During the course of this Project, 7 surgical missions have been carried out in which 196 women have undergone surgery, more than 4,000 deliveries have been attended and more than 20,000 antenatal consultations have been carried out. Likewise, continuous training courses have been offered to more than 200 health professionals and awareness-raising actions have been undertaken with nearly 2,000 people in different towns.
All this action in Liberia started with an awareness campaign led by one of our patron ambassadors, footballer Xabi Alonso. Through posters and radio and television advertisements, an intensive outreach and awareness-raising effort was carried out which provided an adequate framework for health work. See spot
However, it is also necessary to provide information about fistula in Spain, a task which we have also undertaken along with the great companionship of Dr. José Manuel Devesa, who in addition to being an expert surgeon, is an enormously committed professional and from his experience is knowledgeable about the dramatic effects that fistula has on African women.
Dr. Devesa converted that experience into a novel, “Take me to Farafangana”, in which he tells the story of a young woman from Madagascar who contracts fistula on her first delivery and how she is rejected by her husband and society.

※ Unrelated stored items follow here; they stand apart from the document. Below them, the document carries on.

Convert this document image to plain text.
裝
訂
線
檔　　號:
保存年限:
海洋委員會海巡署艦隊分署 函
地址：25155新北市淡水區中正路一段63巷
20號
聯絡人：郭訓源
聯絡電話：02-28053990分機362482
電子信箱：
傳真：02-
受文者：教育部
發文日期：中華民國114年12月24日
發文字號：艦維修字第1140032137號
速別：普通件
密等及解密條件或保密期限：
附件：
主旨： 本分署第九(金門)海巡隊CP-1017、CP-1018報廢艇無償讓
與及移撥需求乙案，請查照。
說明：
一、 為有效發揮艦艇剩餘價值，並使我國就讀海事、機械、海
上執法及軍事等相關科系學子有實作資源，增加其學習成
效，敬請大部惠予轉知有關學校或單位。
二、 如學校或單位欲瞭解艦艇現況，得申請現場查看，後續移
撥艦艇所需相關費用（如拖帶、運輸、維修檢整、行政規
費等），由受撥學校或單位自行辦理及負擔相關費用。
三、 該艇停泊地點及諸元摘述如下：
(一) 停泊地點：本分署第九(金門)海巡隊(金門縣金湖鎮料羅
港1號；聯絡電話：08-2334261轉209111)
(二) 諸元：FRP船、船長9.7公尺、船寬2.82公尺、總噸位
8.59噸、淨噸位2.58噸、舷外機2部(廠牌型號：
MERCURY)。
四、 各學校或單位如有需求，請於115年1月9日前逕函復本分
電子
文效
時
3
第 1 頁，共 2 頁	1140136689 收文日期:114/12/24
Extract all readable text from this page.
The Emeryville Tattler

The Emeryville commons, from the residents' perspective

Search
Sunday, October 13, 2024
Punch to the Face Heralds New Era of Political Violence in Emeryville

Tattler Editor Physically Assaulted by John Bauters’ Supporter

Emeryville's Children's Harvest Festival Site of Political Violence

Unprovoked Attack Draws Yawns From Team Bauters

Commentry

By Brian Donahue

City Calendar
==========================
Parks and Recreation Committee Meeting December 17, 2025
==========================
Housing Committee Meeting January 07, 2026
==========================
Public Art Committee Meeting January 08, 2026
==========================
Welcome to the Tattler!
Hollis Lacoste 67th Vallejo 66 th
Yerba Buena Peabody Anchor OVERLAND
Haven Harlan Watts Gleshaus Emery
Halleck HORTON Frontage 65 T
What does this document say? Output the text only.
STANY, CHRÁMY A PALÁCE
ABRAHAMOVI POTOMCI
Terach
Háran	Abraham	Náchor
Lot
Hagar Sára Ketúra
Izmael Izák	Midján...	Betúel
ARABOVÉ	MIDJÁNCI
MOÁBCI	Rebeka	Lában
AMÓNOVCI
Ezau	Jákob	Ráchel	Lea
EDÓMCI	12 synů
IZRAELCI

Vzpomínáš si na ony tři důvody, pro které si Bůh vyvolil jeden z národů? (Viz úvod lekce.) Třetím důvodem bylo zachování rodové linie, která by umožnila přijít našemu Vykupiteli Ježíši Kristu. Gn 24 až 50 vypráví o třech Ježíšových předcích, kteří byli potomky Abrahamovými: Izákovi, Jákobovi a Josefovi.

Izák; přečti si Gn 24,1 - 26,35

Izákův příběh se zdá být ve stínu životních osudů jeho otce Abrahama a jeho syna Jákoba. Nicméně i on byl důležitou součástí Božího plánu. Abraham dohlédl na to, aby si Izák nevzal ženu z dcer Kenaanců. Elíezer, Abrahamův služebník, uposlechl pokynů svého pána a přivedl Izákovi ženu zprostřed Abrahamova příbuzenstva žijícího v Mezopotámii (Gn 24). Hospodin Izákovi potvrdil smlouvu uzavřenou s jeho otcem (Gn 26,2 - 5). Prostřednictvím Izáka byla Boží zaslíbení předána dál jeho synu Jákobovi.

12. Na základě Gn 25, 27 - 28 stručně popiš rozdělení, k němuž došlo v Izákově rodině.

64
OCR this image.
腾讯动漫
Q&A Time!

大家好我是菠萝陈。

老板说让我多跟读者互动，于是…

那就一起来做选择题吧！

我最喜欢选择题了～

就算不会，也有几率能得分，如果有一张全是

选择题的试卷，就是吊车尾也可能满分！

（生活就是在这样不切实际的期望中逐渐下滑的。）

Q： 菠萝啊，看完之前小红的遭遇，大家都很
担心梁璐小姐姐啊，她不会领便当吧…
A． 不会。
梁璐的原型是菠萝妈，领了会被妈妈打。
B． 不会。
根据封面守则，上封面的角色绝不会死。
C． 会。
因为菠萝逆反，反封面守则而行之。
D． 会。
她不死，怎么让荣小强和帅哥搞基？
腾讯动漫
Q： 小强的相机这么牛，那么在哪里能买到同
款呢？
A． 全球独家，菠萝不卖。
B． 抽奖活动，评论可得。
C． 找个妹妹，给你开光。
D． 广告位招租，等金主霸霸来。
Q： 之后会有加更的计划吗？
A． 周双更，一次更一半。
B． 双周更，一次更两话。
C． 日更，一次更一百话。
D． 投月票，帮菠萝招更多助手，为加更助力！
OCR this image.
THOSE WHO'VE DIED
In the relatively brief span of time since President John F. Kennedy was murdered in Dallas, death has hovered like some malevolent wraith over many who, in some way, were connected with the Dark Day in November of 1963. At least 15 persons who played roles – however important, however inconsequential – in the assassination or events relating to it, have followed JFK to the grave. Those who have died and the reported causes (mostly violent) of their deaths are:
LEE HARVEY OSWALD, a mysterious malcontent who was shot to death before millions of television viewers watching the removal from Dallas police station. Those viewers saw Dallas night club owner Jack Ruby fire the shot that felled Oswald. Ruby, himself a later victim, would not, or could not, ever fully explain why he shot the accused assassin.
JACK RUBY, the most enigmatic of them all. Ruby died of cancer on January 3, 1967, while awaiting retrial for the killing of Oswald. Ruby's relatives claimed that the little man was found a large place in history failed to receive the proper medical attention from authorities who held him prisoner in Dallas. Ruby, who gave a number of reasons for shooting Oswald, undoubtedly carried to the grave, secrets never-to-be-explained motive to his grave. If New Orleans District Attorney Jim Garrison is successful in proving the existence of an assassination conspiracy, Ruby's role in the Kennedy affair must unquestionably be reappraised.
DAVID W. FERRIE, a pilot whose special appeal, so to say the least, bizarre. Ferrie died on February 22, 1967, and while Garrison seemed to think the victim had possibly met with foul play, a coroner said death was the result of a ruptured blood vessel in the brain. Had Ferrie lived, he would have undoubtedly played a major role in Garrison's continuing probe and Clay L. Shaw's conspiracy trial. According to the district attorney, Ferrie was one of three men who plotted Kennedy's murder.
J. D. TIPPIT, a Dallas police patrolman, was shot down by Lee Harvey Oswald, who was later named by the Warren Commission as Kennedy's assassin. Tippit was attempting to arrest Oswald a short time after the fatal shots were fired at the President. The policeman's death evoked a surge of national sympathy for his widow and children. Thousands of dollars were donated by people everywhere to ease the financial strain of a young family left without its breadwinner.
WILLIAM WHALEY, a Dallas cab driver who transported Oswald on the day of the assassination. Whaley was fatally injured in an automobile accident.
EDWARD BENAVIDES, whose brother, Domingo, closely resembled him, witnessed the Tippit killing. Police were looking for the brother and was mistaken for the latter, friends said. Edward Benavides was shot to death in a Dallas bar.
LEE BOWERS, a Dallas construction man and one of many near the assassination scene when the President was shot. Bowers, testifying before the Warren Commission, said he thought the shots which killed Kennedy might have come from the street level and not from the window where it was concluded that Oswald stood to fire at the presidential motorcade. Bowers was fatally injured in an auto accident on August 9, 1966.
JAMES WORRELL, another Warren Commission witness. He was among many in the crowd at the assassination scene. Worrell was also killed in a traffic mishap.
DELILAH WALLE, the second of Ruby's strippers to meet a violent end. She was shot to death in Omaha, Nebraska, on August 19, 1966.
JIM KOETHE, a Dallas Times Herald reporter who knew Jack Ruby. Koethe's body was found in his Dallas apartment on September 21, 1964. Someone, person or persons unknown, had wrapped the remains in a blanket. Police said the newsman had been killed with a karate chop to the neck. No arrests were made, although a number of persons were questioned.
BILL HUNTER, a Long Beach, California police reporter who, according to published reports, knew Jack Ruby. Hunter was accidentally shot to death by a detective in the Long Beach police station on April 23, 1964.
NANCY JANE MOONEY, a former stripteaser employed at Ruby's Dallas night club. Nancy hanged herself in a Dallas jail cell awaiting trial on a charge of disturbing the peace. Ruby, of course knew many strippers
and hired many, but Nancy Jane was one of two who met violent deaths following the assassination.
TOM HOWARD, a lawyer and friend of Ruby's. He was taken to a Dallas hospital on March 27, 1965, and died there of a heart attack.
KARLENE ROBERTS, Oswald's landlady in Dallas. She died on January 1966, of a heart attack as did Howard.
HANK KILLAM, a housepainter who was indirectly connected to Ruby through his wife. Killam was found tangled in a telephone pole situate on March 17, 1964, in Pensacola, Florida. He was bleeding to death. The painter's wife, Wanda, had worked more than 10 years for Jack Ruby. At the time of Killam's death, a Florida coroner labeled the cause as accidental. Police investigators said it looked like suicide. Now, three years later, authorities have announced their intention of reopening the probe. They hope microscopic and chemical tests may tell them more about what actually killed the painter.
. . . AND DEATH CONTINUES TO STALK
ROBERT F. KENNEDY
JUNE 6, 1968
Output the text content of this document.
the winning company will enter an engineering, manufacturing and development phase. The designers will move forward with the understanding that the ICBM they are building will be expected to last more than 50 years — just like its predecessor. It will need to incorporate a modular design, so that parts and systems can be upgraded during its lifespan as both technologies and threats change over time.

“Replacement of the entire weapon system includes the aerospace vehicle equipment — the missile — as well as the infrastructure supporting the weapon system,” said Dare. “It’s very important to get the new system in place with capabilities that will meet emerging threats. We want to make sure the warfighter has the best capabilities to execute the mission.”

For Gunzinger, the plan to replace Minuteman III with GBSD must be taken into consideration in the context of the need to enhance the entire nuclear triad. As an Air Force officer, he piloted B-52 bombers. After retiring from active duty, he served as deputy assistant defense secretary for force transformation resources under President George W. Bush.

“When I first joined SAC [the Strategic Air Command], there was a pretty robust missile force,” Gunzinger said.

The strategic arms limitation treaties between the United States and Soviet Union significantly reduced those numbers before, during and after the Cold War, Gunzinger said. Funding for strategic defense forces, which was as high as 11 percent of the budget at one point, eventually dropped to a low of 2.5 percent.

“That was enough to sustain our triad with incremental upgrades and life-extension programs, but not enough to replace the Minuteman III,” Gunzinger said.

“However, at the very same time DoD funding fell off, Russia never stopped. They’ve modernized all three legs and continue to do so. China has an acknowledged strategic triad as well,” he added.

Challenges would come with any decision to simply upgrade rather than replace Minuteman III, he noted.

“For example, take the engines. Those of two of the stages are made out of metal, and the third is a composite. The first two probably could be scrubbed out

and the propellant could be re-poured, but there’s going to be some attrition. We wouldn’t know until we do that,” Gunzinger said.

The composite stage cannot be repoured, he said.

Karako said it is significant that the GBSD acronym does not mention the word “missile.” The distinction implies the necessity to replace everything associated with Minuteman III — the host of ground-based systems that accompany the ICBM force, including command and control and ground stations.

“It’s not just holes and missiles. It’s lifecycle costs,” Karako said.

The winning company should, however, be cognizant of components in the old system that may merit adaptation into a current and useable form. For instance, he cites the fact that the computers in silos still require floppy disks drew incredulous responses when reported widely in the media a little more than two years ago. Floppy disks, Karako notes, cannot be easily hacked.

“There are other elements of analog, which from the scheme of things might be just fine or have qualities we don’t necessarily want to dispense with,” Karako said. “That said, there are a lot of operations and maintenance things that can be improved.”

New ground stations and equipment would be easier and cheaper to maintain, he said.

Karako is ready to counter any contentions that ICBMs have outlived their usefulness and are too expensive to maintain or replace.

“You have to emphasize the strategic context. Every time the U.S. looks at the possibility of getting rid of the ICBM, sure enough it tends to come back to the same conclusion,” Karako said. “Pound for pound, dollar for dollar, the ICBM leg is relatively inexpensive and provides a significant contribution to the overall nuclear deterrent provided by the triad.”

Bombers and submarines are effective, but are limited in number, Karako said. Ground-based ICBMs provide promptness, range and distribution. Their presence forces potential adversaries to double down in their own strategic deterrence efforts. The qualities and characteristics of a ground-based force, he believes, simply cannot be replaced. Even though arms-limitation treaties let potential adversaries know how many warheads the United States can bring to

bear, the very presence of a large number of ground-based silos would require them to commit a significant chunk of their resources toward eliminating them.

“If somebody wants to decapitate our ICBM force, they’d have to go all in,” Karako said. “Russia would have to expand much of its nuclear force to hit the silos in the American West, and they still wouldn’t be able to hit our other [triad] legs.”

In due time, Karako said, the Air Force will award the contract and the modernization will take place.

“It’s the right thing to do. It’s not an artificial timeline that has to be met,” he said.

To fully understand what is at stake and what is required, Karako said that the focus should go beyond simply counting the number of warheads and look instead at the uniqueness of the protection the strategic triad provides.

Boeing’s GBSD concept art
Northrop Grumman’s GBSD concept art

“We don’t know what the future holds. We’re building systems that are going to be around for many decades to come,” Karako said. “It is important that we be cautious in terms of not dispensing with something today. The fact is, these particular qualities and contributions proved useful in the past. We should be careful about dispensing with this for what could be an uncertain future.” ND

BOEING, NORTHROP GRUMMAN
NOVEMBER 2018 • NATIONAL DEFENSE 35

A story that is repeated every day throughout Africa.
Therefore, in order to make it known in Spain, Women for Africa published the novel in a printed edition that was lavishly presented by the author Almudena Grandes. When the edition was sold out, which also coincided with the International Day to End Obstetric Fistula, we made the novel available to readers on our website, where it can still be freely downloaded for reading.
The work of raising awareness is still on-going especially in Ghana, thanks to the beautiful animated short film that we presented today, which we hope will reach far and wide not only in Ghana but in the entire continent.
And in Ghana at the University Hospital of Tamale, a new phase of Stop Fistula will start as soon as the covid-19 pandemic allows it, once the Project in Liberia is concluded.